Edward Silversmith, a Certified Financial Planner and portfolio manager at Wealth Enhancement Group, notes clients’ reluctance to lower retirement savings rates. Silversmith emphasizes that temporarily adjusting long-term savings to tackle high-interest debt and rebuilding an emergency fund can be a sound strategy. 

With average credit card interest rates exceeding 20%, this strategy can lead to long-term financial gains. Silversmith underscores that the “long run” consists of shorter financial periods. 

Other amenities for workers’ financial security

Additionally, some high-yield savings accounts offer an opportunity to earn over 5% interest on deposited funds. Prioritizing an emergency fund provides financial security and reduces reliance on credit during unexpected financial challenges. 
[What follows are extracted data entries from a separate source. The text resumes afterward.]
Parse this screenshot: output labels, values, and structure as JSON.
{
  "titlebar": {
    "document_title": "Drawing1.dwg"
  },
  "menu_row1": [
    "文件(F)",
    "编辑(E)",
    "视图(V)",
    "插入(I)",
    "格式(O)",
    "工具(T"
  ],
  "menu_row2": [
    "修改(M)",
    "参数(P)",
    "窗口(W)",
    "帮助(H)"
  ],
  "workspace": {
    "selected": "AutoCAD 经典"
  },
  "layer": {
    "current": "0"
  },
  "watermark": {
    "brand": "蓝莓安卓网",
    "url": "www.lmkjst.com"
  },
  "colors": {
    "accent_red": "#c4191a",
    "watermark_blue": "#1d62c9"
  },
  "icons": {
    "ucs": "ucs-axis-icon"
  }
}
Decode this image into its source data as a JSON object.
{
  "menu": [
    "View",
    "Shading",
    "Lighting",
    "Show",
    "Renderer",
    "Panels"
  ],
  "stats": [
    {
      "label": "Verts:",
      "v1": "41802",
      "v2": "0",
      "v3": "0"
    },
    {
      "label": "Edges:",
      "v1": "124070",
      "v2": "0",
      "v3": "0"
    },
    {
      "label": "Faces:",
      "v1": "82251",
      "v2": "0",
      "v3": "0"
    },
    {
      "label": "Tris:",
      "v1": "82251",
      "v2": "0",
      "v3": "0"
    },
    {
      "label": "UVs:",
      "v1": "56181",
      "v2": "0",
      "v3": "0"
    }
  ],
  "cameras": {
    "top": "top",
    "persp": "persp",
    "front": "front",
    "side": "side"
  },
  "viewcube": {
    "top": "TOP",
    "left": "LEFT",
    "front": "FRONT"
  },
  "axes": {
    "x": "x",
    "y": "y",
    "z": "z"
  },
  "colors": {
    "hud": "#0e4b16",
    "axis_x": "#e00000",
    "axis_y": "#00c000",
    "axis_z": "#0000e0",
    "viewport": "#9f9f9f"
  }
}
Some financial advisors advocate saving less than the maximum employee contribution limit or even less than required to secure a company match. This approach gains support, especially when addressing high-interest debt and reducing financial strain. 

Individuals can ultimately enhance their overall financial well-being by prioritizing debt reduction and financial security. This approach provides a balanced perspective on managing retirement savings and addressing immediate financial needs.